If this doesn't ring a bell for you, here's a visualization: relaxed trousers and slightly trendy skin-revealing tops in neutral, muted shades. It's a whole lot of black, white, and creamy beige tones and a whole lot of cool. The key to nailing down this look is wearing pieces that are uncomplicated yet interesting; they appear simple on the surface, but there's always a detail or two to catch the eye. Below, I'm breaking down my extensive shopping list by category to show you how I'm capturing the Margiela-Helmut vibe this summer.
Solid basics are critical to any wardrobe, but in this case, they are essential. Take a look at any Helmut Lang show from the '90s, and you'll discover the overall simplicity behind each outfit. But in true fashion, there's always a subversive twist—whether it be the silhouette, styling, or construction. In terms of palettes, neutrals reigned supreme for both Margiela and Helmut Lang during this era, so when re-creating, you'll want to stick to black and white separates. Not everything was a stark palette of black and white, though: Both designers were known to throw in a soft shade of blue or green for good measure.

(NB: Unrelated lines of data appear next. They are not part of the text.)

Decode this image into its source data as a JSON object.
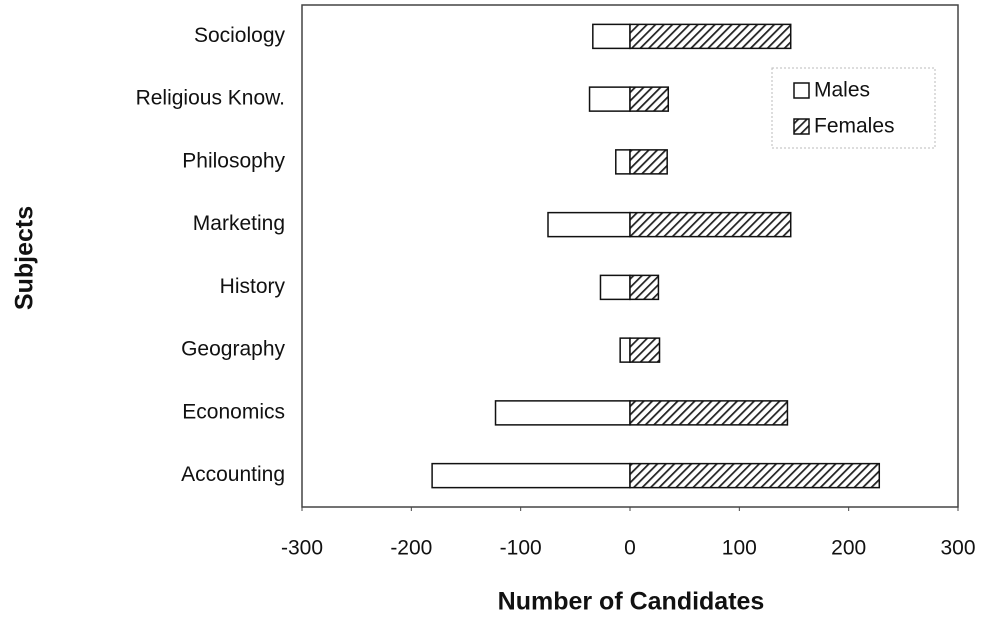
{
  "chart_data": {
    "type": "bar",
    "orientation": "horizontal",
    "xlabel": "Number of Candidates",
    "ylabel": "Subjects",
    "categories": [
      "Accounting",
      "Economics",
      "Geography",
      "History",
      "Marketing",
      "Philosophy",
      "Religious Know.",
      "Sociology"
    ],
    "series": [
      {
        "name": "Males",
        "color": "#ffffff",
        "values": [
          -181,
          -123,
          -9,
          -27,
          -75,
          -13,
          -37,
          -34
        ]
      },
      {
        "name": "Females",
        "color": "#222222",
        "pattern": "hatch",
        "values": [
          228,
          144,
          27,
          26,
          147,
          34,
          35,
          147
        ]
      }
    ],
    "xlim": [
      -300,
      300
    ],
    "xticks": [
      -300,
      -200,
      -100,
      0,
      100,
      200,
      300
    ],
    "legend": "upper right"
  }
}
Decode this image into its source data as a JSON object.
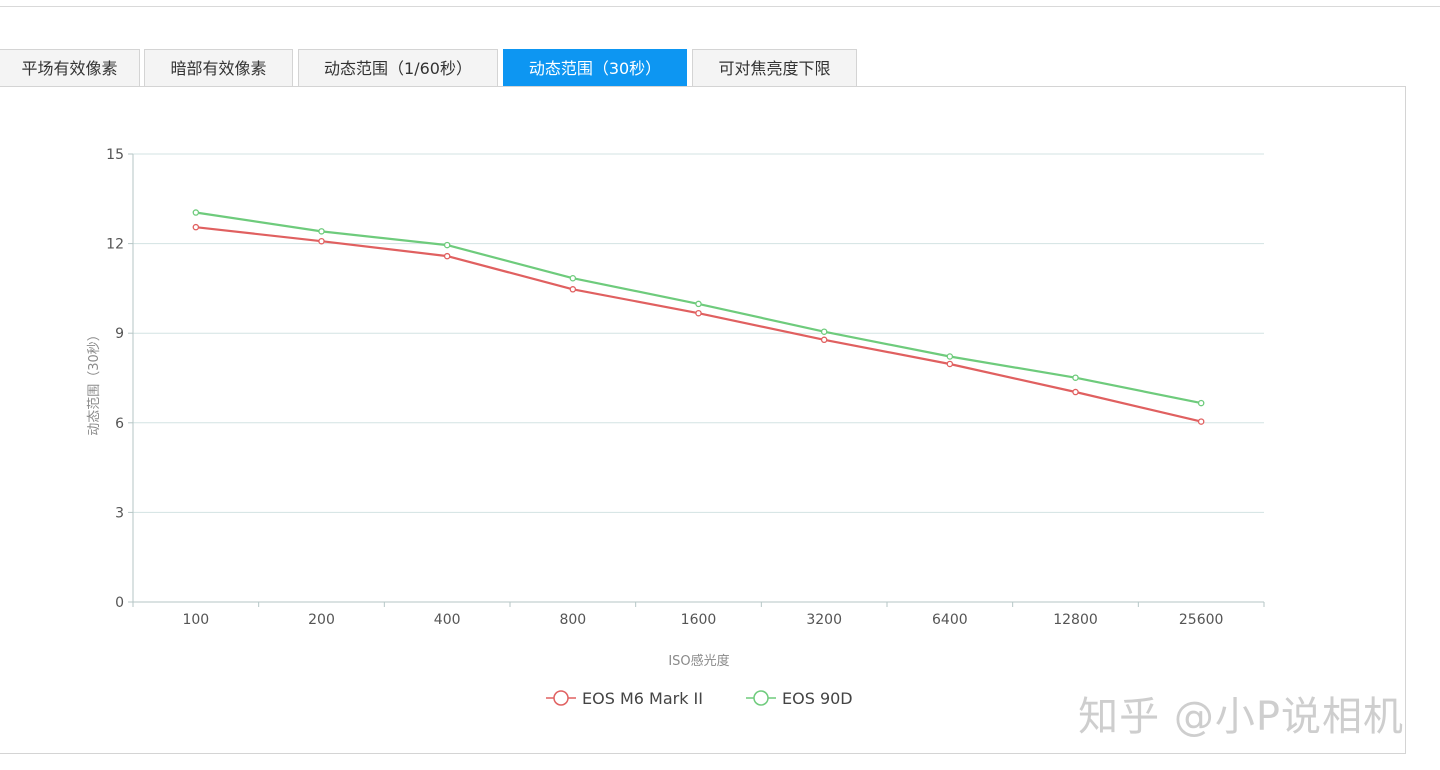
{
  "tabs": [
    {
      "label": "平场有效像素",
      "active": false
    },
    {
      "label": "暗部有效像素",
      "active": false
    },
    {
      "label": "动态范围（1/60秒）",
      "active": false
    },
    {
      "label": "动态范围（30秒）",
      "active": true
    },
    {
      "label": "可对焦亮度下限",
      "active": false
    }
  ],
  "watermark": "知乎 @小P说相机",
  "chart_data": {
    "type": "line",
    "title": "",
    "xlabel": "ISO感光度",
    "ylabel": "动态范围（30秒）",
    "categories": [
      "100",
      "200",
      "400",
      "800",
      "1600",
      "3200",
      "6400",
      "12800",
      "25600"
    ],
    "ylim": [
      0,
      15
    ],
    "yticks": [
      0,
      3,
      6,
      9,
      12,
      15
    ],
    "grid": true,
    "legend_position": "bottom",
    "series": [
      {
        "name": "EOS M6 Mark II",
        "color": "#e06060",
        "values": [
          12.55,
          12.08,
          11.58,
          10.47,
          9.67,
          8.78,
          7.97,
          7.03,
          6.04
        ]
      },
      {
        "name": "EOS 90D",
        "color": "#6ecb7c",
        "values": [
          13.04,
          12.41,
          11.95,
          10.84,
          9.98,
          9.05,
          8.22,
          7.51,
          6.66
        ]
      }
    ]
  }
}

A Helmut or Margiela girl simply does not wear any old jacket—she wears structured blazers. Margiela blazers have run the design gamut from complex and deconstructed to understated menswear-inspired tailoring. One thing remains the same, though: They should be oversize and boxy.
Before tie-tops and barely there bralettes took over our feeds this year, they were major hallmarks of both designers' collections. Unexpected cutouts, one-shoulder tops, and, of course, anything layered to the max especially feel true to the downtown vibe. For extra dimension, I plan on playing around with sheer and tulle tops to layer over basic T-shirts.
Baggy trousers are a defining part of what made Helmut Lang cool. They went against the ultra-tight, figure-hugging silhouettes that were popular at the time and felt attractively rebellious. It so happens that loose pants are also trending heavily right now, so thankfully they're easy to find at several price points. I've also noticed Margiela liked to experiment with a few saturated colors on the runway, so I'm into the idea of bright leather pants to wear on cooler days. Style them with a racerback tee or any of the above layered tops for a no-brainer 'fit.
In contrast, clingy midi skirts were also a big part of the Margiela-Helmut universe, so I'm going for fitted, sleek versions in an array of neutrals.
We simply cannot talk about Maison Margiela without mentioning the designer's iconic shoes, the Tabi. Decades later, the split-toe silhouette is still a fashion-crowd staple and has been updated by the brand in a number of new styles and shapes, such as its latest sneaker collaboration with Reebok. I recently bought a pair of Tabi ballet flats and have not regretted it one bit.
Another essential style to shop in order to capture the cool-girl vibe is the naked sandal. Think strappy, minimalistic shoes at a moderate heel height that are versatile enough to throw together with any outfit without much sartorial guesswork.
While both brands prominently featured pants and skirts within their collections, they also knew how to create a damn good dress. Slip dresses are a quintessential style of the '90s, so of course, I have a few already in my cart. I love oscillating between options that are more revealing and more covered-up, so I've been shopping for dresses that feature big cutouts as well as ones that incorporate high necklines at midi lengths.